Dodatkowo może być naliczona okresowa kara od 5 tys. euro do 302 tys. euro za każdy dzień niewykonania wyroku ETS.
"Niewykonanie zobowiązań wynikających z wyroku stwierdzającego naruszenie prawa unijnego (...) będzie miało negatywne konsekwencje finansowe dla budżetu państwa" - wskazywał minister.
Podczas drugiego czytania w Sejmie projektu ustawy, wiceminister rolnictwa Andrzej Butra poinformował posłów, że w czasie prac w komisji rolnictwa zostały wprowadzone zmiany, które mogą skutkować nałożeniem wysokich kar pieniężnych na Polskę przez Komisję Europejską. Dodał, że resort rolnictwa podziela opinię ministra spraw zagranicznych w tej materii, że w obecnym brzmieniu projekt ustawy o nasiennictwie jest niezgodny z prawem Unii Europejskiej.
"Projekt wdraża do prawa polskiego przepisy unijnych dyrektyw w zakresie rejestracji odmian oraz wytwarzania, oceny i kontroli materiału siewnego (...) Ich umieszczenie w przepisach ustawy o nasiennictwie wynika z obowiązku implementacji w tym zakresie prawa Unii Europejskiej do prawa krajowego. Ustawa o nasiennictwie, przewidując niniejsze przepisy, miała na celu uzupełnienie przepisów ogólnych dotyczących GMO, przygotowanych w rządowym projekcie ustawy - Prawo o GMO i złożonych w celu prac parlamentarnych w listopadzie 2009 r." - informował wiceminister.

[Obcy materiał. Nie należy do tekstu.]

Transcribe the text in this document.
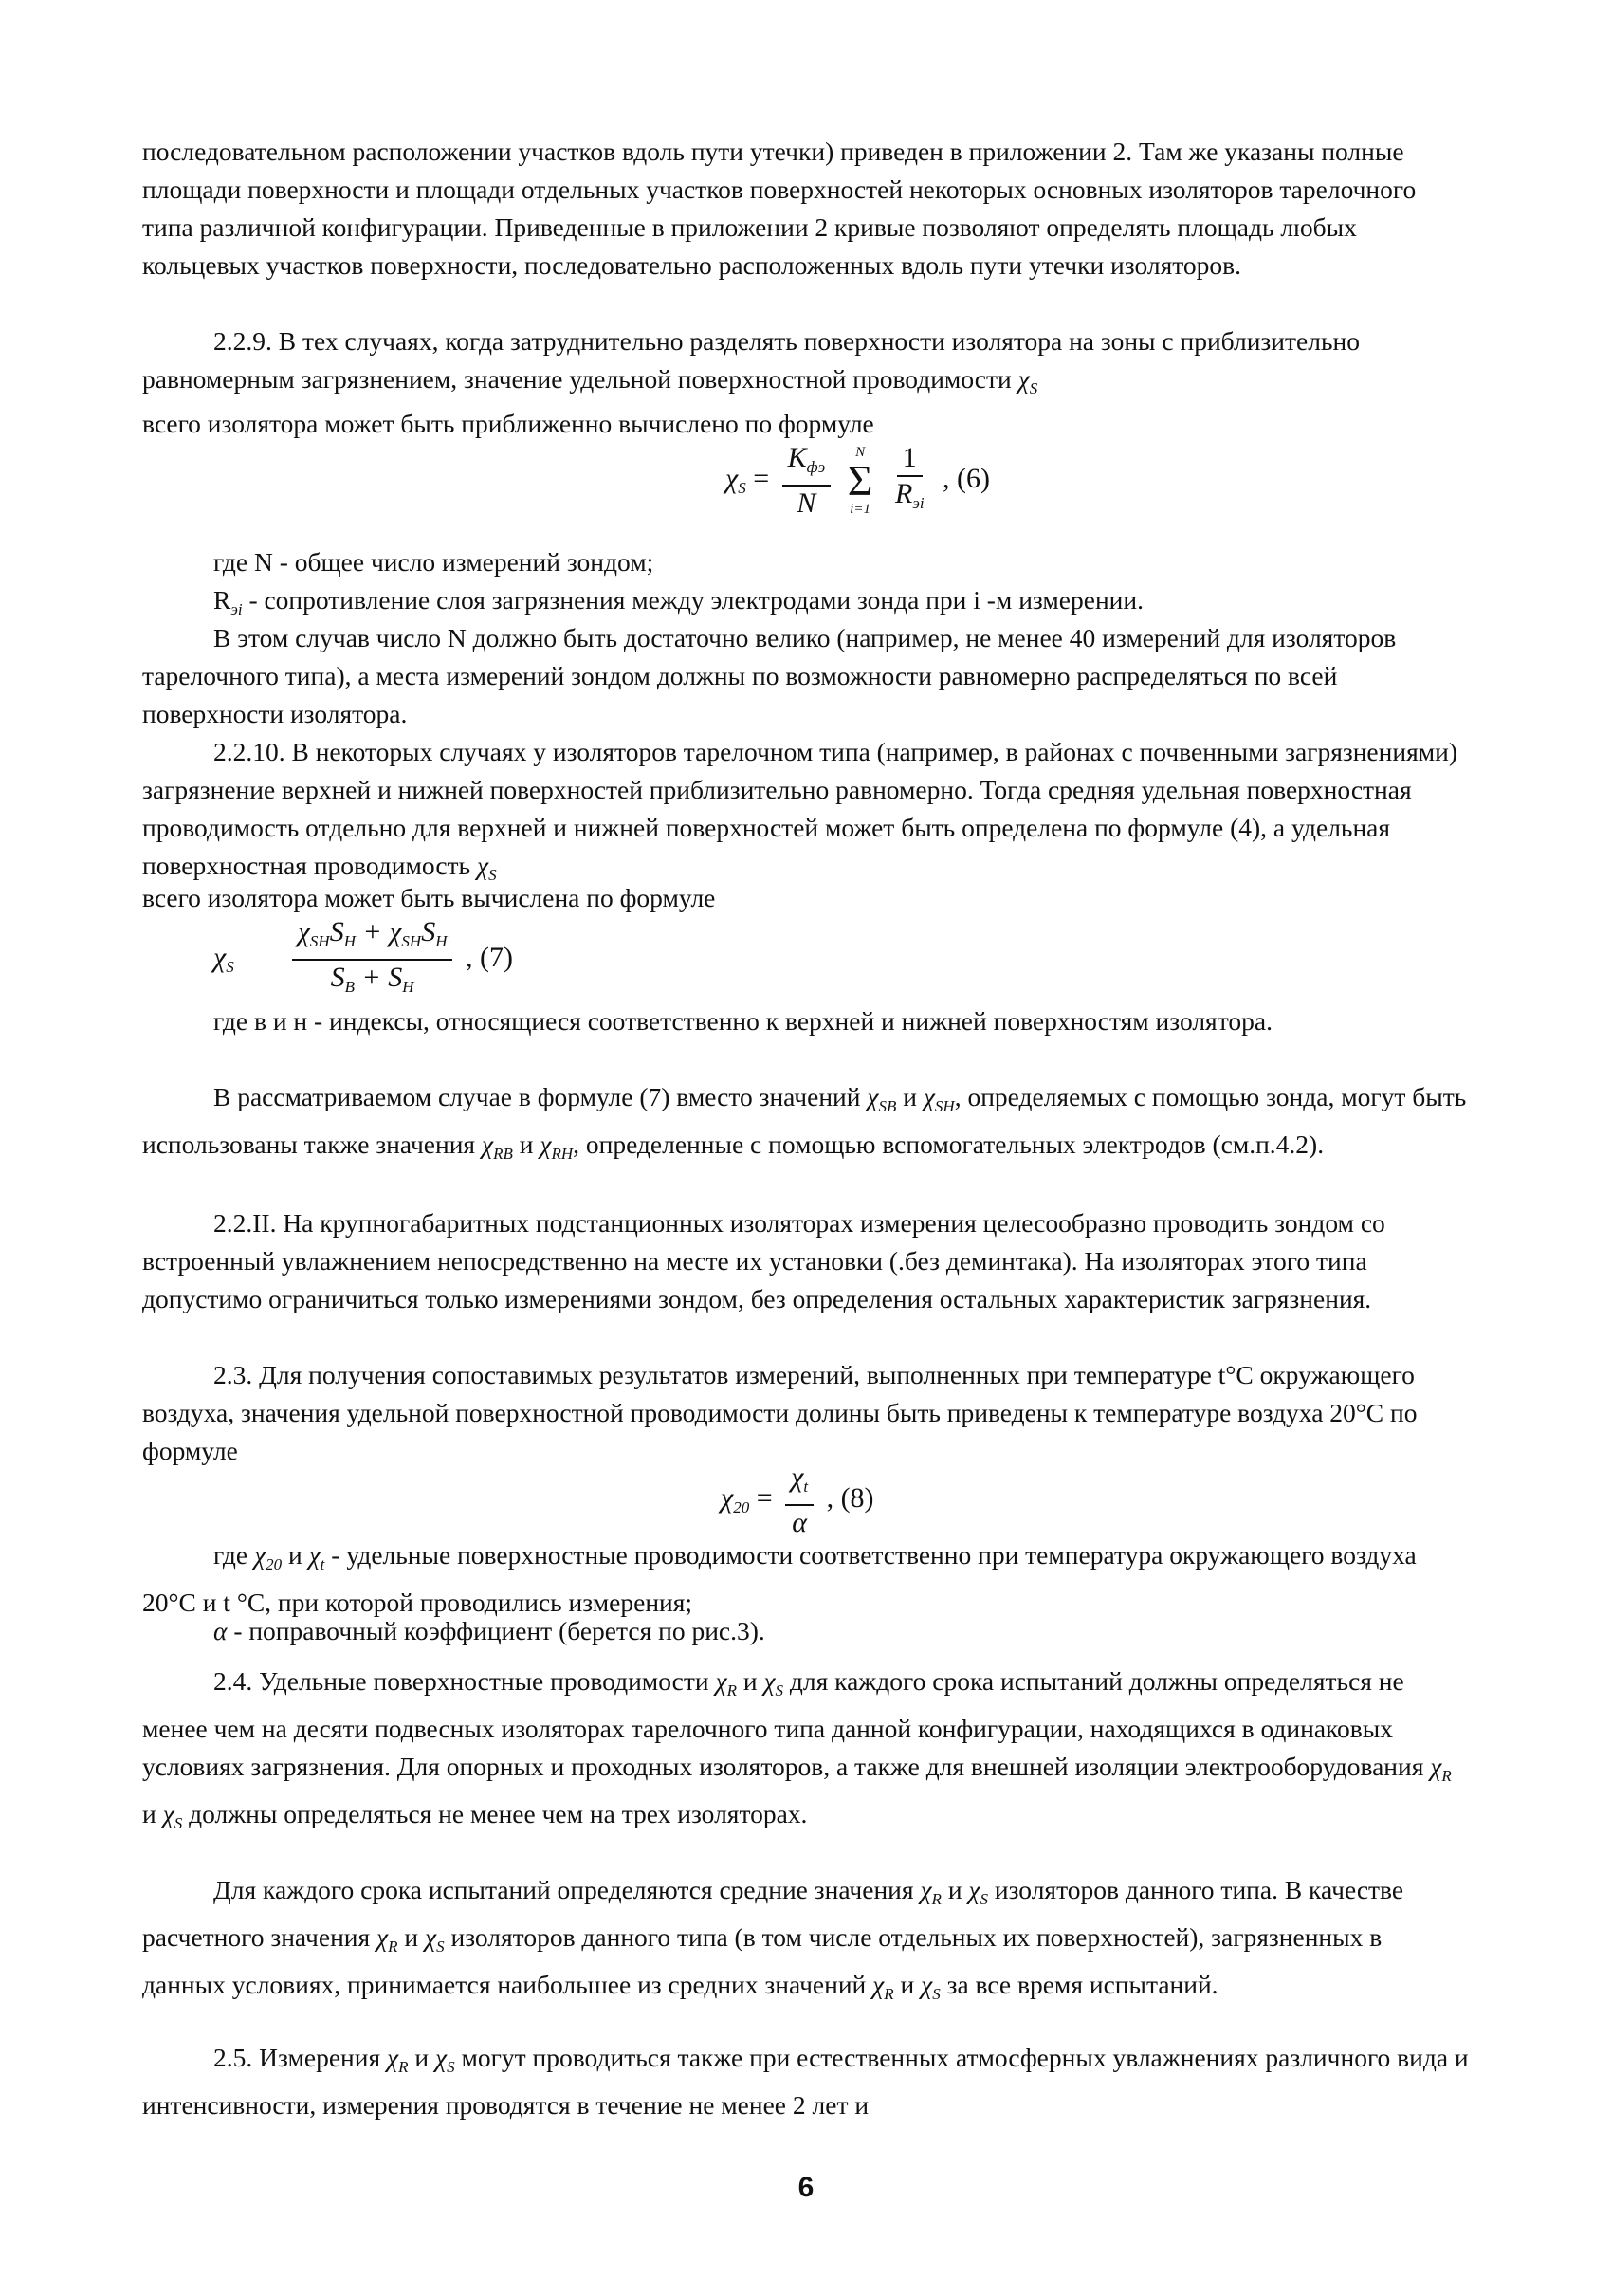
последовательном расположении участков вдоль пути утечки) приведен в приложении 2. Там же указаны полные площади поверхности и площади отдельных участков поверхностей некоторых основных изоляторов тарелочного типа различной конфигурации. Приведенные в приложении 2 кривые позволяют определять площадь любых кольцевых участков поверхности, последовательно расположенных вдоль пути утечки изоляторов.

2.2.9. В тех случаях, когда затруднительно разделять поверхности изолятора на зоны с приблизительно равномерным загрязнением, значение удельной поверхностной проводимости $\chi_S$

всего изолятора может быть приближенно вычислено по формуле

$\chi_S = \frac{K_{фэ}}{N}$
N
Σ
i=1
$\frac{1}{R_{эi}}$ , (6)

где N - общее число измерений зондом;

$R_{эi}$ - сопротивление слоя загрязнения между электродами зонда при i -м измерении.

В этом случав число N должно быть достаточно велико (например, не менее 40 измерений для изоляторов тарелочного типа), а места измерений зондом должны по возможности равномерно распределяться по всей поверхности изолятора.

2.2.10. В некоторых случаях у изоляторов тарелочном типа (например, в районах с почвенными загрязнениями) загрязнение верхней и нижней поверхностей приблизительно равномерно. Тогда средняя удельная поверхностная проводимость отдельно для верхней и нижней поверхностей может быть определена по формуле (4), а удельная поверхностная проводимость $\chi_S$

всего изолятора может быть вычислена по формуле

$\chi_S \frac{\chi_{SН}S_Н + \chi_{SН}S_Н}{S_В + S_Н}$ , (7)

где в и н - индексы, относящиеся соответственно к верхней и нижней поверхностям изолятора.

В рассматриваемом случае в формуле (7) вместо значений $\chi_{SB}$ и $\chi_{SH}$, определяемых с помощью зонда, могут быть использованы также значения $\chi_{RB}$ и $\chi_{RH}$, определенные с помощью вспомогательных электродов (см.п.4.2).

2.2.II. На крупногабаритных подстанционных изоляторах измерения целесообразно проводить зондом со встроенный увлажнением непосредственно на месте их установки (.без деминтака). На изоляторах этого типа допустимо ограничиться только измерениями зондом, без определения остальных характеристик загрязнения.

2.3. Для получения сопоставимых результатов измерений, выполненных при температуре t°C окружающего воздуха, значения удельной поверхностной проводимости долины быть приведены к температуре воздуха 20°C по формуле

$\chi_{20} = \frac{\chi_t}{\alpha}$ , (8)

где $\chi_{20}$ и $\chi_t$ - удельные поверхностные проводимости соответственно при температура окружающего воздуха 20°C и t °C, при которой проводились измерения;

α - поправочный коэффициент (берется по рис.3).

2.4. Удельные поверхностные проводимости $\chi_R$ и $\chi_S$ для каждого срока испытаний должны определяться не менее чем на десяти подвесных изоляторах тарелочного типа данной конфигурации, находящихся в одинаковых условиях загрязнения. Для опорных и проходных изоляторов, а также для внешней изоляции электрооборудования $\chi_R$ и $\chi_S$ должны определяться не менее чем на трех изоляторах.

Для каждого срока испытаний определяются средние значения $\chi_R$ и $\chi_S$ изоляторов данного типа. В качестве расчетного значения $\chi_R$ и $\chi_S$ изоляторов данного типа (в том числе отдельных их поверхностей), загрязненных в данных условиях, принимается наибольшее из средних значений $\chi_R$ и $\chi_S$ за все время испытаний.

2.5. Измерения $\chi_R$ и $\chi_S$ могут проводиться также при естественных атмосферных увлажнениях различного вида и интенсивности, измерения проводятся в течение не менее 2 лет и

6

Dodał, że Polska ma obowiązek wdrożenia przez państwo polskie wyroku, jaki został nałożony na Polskę w 2006 r. w związku z umieszczeniem w ustawie o nasiennictwie zakazu rejestracji odmian genetycznie modyfikowanych w krajowym rejestrze oraz zakazu obrotu materiałem siewnym odmian genetycznie zmodyfikowanych w Polsce.
"W trakcie prac podkomisji sejmowej do rozpatrzenia rządowego projektu ustawy o nasiennictwie wprowadzone zostały radykalne zmiany w części przepisów dotyczących GMO. Z tekstu ustawy usunięte zostały wszystkie artykuły, które regulowały zagadnienia GMO, zaś do przepisów dotyczących obrotu materiałem siewnym - dział III projektu ustawy: Dopuszczenie do obrotu - wprowadzony został przepis zakazujący obrotu w Polsce materiałem siewnym odmian genetycznie zmodyfikowanych" - wskazywał.
W jego opinii od strony formalnoprawnej oznacza to, iż część zagadnień przewidywanych w przepisach, które uległy usunięciu, pozostaje nieuregulowana w prawie krajowym, co przekłada się na niewdrożenie w tym zakresie dyrektyw Unii Europejskiej do prawa krajowego. "Przyjęcie przepisu zakazującego obrotu w Polsce materiałem siewnym odmian genetycznie zmodyfikowanych oznaczałoby natomiast, że Polska podejmuje decyzję o niewdrożeniu wyroku ETS i świadoma jest konsekwencji finansowych" - podał.
Sejm uchwalił ustawę, a Senat nie zgłosił poprawek, które by regulowały zgłaszany przez Dowgielewicza problem.
Ustawa o nasiennictwie jest drugą zawetowaną przez Bronisława Komorowskiego. Nie reguluje ona sprawy upraw genetycznie modyfikowanych, ale też ich nie zakazuje. Określa tryb rejestracji i wytwarzania materiału siewnego głównie tradycyjnych odmian. Ustawa zawiera jednak przepis dotyczący możliwości rejestracji odmian transgenicznych, który wywołuje wiele kontrowersji.